Любка шуршит по хате – вот щи да каша.
Вот заводская водка – и нам и вашим.
Вот похоронка, свежая, год не минул.
«Так мол и так, простите, гражданка – мина».
Дзяды настали – муж обещал проведать,
С теткой Матреной и с дочками отобедать,
Крыша течет, шатается половица,
Сколько тропинке мимо болот ни виться –
Всяко уткнется в яблоню у забора…
- Когда ты вернешься?
- Скоро.
Скоро.
Скоро.
Ближе к полуночи выключается телевизор.
Ночь растемнелась – страшно до слез, до визга.
Где-то палят, где-то кричат «в атаку!»
Где-то ползут прямо навстречу танку,
Яблочко на коленках у варшавянки,
Что-то про двери в лето фигачит янки,
Выйти навстречу мертвым никто не хочет…
Эй, просыпайся, кочет!!!
Утро морозит щеки девчонкам сонным.
Звон колокольцев козьих смешался с церковным звоном.

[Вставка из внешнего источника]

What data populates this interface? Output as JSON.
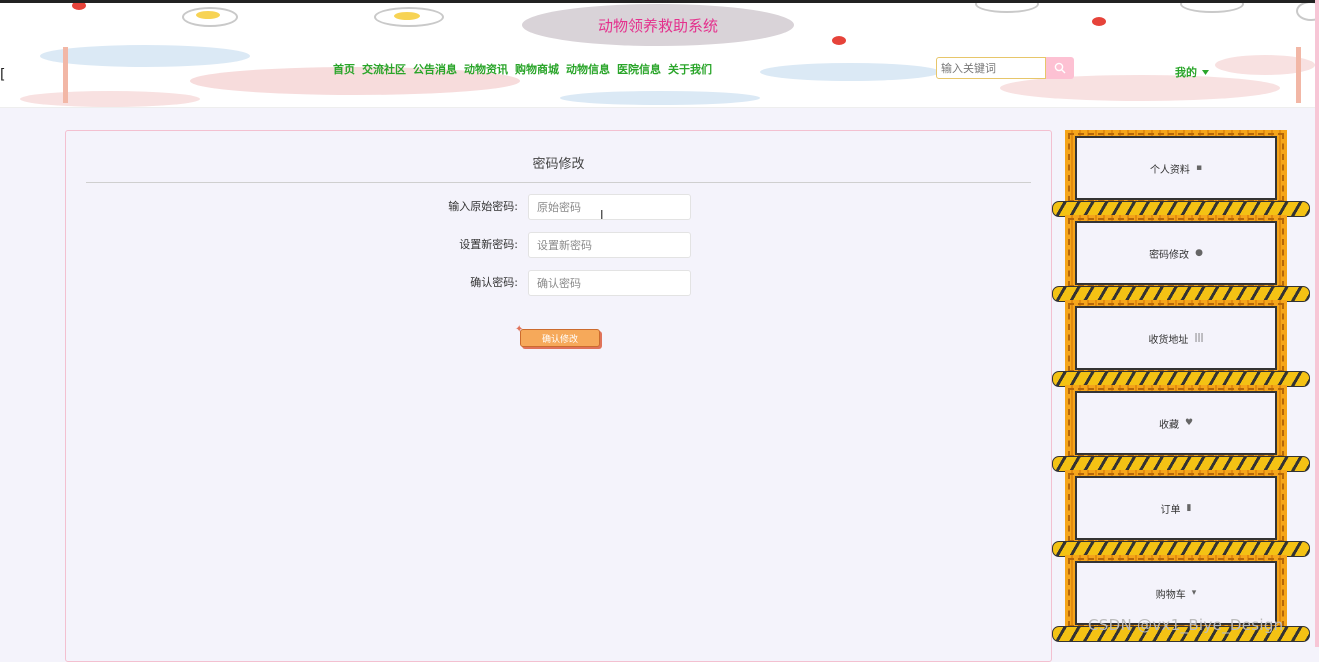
{
  "header": {
    "site_title": "动物领养救助系统",
    "left_clip_text": "[",
    "nav": [
      "首页",
      "交流社区",
      "公告消息",
      "动物资讯",
      "购物商城",
      "动物信息",
      "医院信息",
      "关于我们"
    ],
    "search_placeholder": "输入关键词",
    "mine_label": "我的"
  },
  "form": {
    "title": "密码修改",
    "fields": [
      {
        "label": "输入原始密码:",
        "placeholder": "原始密码"
      },
      {
        "label": "设置新密码:",
        "placeholder": "设置新密码"
      },
      {
        "label": "确认密码:",
        "placeholder": "确认密码"
      }
    ],
    "submit_label": "确认修改"
  },
  "sidebar": {
    "items": [
      {
        "label": "个人资料",
        "icon": "briefcase-icon"
      },
      {
        "label": "密码修改",
        "icon": "user-icon"
      },
      {
        "label": "收货地址",
        "icon": "barcode-icon"
      },
      {
        "label": "收藏",
        "icon": "heart-icon"
      },
      {
        "label": "订单",
        "icon": "document-icon"
      },
      {
        "label": "购物车",
        "icon": "cart-icon"
      }
    ]
  },
  "watermark": "CSDN @vx1_Biye_Design",
  "colors": {
    "accent_green": "#2aa52a",
    "title_pink": "#e4318d",
    "sidebar_orange": "#f5a51a",
    "stripe_yellow": "#f4c214"
  }
}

Время нестойкой клюквы, рябины пьяной,
Пляшут в саду старухи под хрип баяна.
Подле плетня Алешка стоит с Алёнкой.
Счастье дрожит дождинкой на нитке тонкой.
Время течет ржавой водой из бочки,
Буковки на квиточке.
Ненужный груз.
Узкие губы вспухли.
- Вернись!
- Вернусь...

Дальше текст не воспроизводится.